Эстле Алитея Лятек потихоньку пила вино, задумчиво поглядывая на галерею живых статуй.
— Ты сопровождаешь его повсюду и обязательно.
— Не везде.
— Но ведь нет никого ближе к нему, правда? Собственно, почему он тебя выбрал?
— Не знаю, эстле. Я была молодая, наивная.
— Это плохо? — Алитея тихо рассмеялась. — Ведь я моложе тебя.
— Вы другие.
— Мы? Земляне?
— Вы, аристократы.
— Когда-то рытеры считались аристократами…
— На самом деле, ты старше меня.
— Наивность — это весьма ценная черта.
— Только никто, по-настоящему наивный, об этом не знает. Разве нет?
Они вместе засмеялись в дружеской морфе; Алитея хлопнула Аврелию по плечу и на момент скорчила карикатурно серьезную мину. Лунянка смеялась золотыми искрами и голубым дымком, малюсенькие огоньки стекали с ее головы на плечи, грудь, спину. Алитея отставила кубок с вином и, трепеща веером, подняла эту волну искр в ночное небо. Девушки следили за ними, пока те не исчезли за границами террасы. Несколько из них свернуло и упало на покрытую маслами кожу живой статуи, доулос невольно вздрогнул. Это снова развеселило девушек. Лунянка сняла черный парик. Алитея вытаращила глаза. От смеха она даже начала икать; нынешний кубок вина был этим вечером явно не первым. Аурелия похлопала ее по спине. Алитея, ошпарившись, подскочила на лавке; левое нагрудное колечко серебристо блеснул и упал среди лилий.
Они обе склонились, разыскивая алмазную висюльку.
— Позавчера, когда мы вернулись из города и застали отца дома, — начала Алитея, разводя черные побеги и не глядя на Аврелию, — а тебе следует знать, что мы понятия не имели о вашем прибытии, привратник ничего не сказал… Я не пошла к Шулиме, но услышала голос отца и тут же повернула в коридоре.

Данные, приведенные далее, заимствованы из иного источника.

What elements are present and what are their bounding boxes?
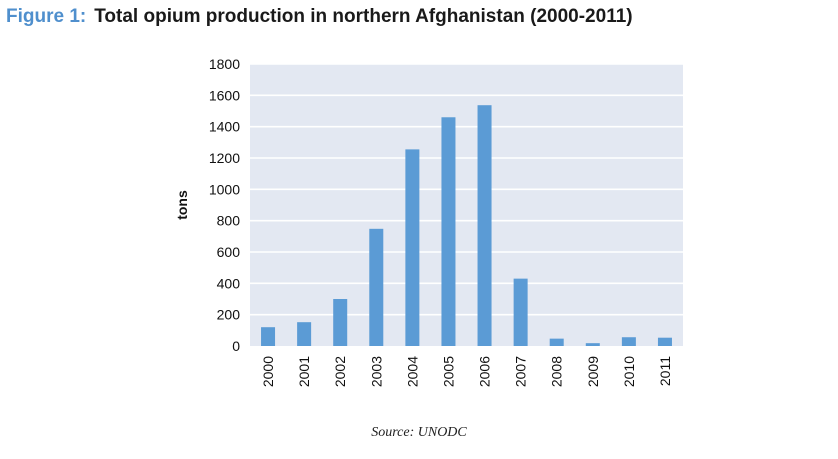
bar-2001 [297,322,312,346]
y-tick-label: 1000 [209,181,240,197]
x-tick-label-2009: 2009 [585,356,601,387]
bar-2007 [513,278,528,346]
x-tick-label-2003: 2003 [368,356,384,387]
y-tick-label: 200 [217,307,241,323]
figure-title: Figure 1: Total opium production in north… [6,4,633,30]
figure-label: Figure 1: [6,6,87,27]
bar-2006 [477,105,492,346]
x-tick-label-2011: 2011 [657,356,673,386]
x-tick-labels: 2000 2001 2002 2003 2004 2005 2006 2007 2008 2009… [260,356,673,387]
bar-2008 [549,338,564,346]
x-tick-label-2005: 2005 [440,356,456,387]
bar-2003 [369,228,384,346]
source-note: Source: UNODC [371,425,467,440]
x-tick-label-2006: 2006 [477,356,493,387]
y-tick-label: 1400 [209,119,240,135]
y-tick-label: 400 [217,275,241,291]
y-tick-label: 1800 [209,56,240,72]
y-tick-label: 0 [232,338,240,354]
x-tick-label-2002: 2002 [332,356,348,387]
x-tick-label-2010: 2010 [621,356,637,387]
y-tick-label: 1200 [209,150,240,166]
x-tick-label-2007: 2007 [513,356,529,387]
figure-title-text: Total opium production in northern Afgha… [94,6,633,27]
bar-2004 [405,149,420,346]
bars [261,105,672,347]
x-tick-label-2008: 2008 [549,356,565,387]
gridlines [250,63,683,316]
bar-2009 [585,343,600,346]
y-tick-label: 600 [217,244,241,260]
bar-2002 [333,299,348,346]
plot-area [250,64,683,346]
y-tick-label: 800 [217,213,241,229]
bar-2005 [441,117,456,347]
x-tick-label-2000: 2000 [260,356,276,387]
y-axis-label: tons [174,190,190,220]
bar-2011 [657,337,672,346]
y-tick-labels: 0 200 400 600 800 1000 1200 1400 1600 1800 [209,56,240,354]
x-tick-label-2001: 2001 [296,356,312,387]
x-tick-label-2004: 2004 [404,356,420,387]
y-tick-label: 1600 [209,87,240,103]
bar-2010 [621,337,636,346]
bar-2000 [261,327,276,346]
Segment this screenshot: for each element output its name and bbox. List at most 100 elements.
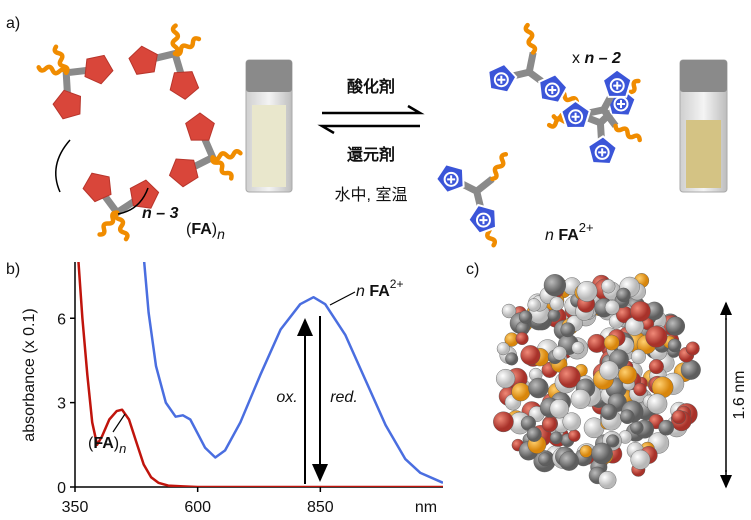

Их первые слова… Ведь после джурджи Ихмет Зайдар ел у отца из рук, он никогда бы не сделал этого вопреки нему. Скажи, Аурелия: отдал ли стратегос ему такой приказ?
— Какой?
— Ты же знаешь. Чтобы Шулиму…
— Нет.
— Можешь поклясться?
— Ничего подобного я не слыхала. Ихмет…
— Да?
— Нет, я ничего не знаю.
Бриллиант сверкнул в каменном горшке, Алитея подняла украшение и, вытерев его платком, вынутым из-за широкого пояса юбки, вновь застегнула на груди.
— Понятное дело, ты понимаешь, кем на самом деле является эстле Амитасе, — буркнула Аурелия, вновь надевая парик.
— Да.
— Кем же?
— Она — ее дочка.
— Навуходоносор держит ее в качестве заложницы.
Алитея прикрыла рот веером.
— Я догадывалась.
— Ты очень похожа на нее, знаешь: лицо, силуэт, голос — вчера я с ней разговаривала, даже голос — вот только цвет волос, если бы ты переморфировала их в такое светлое золото, как у Лакатойи — словно дочка.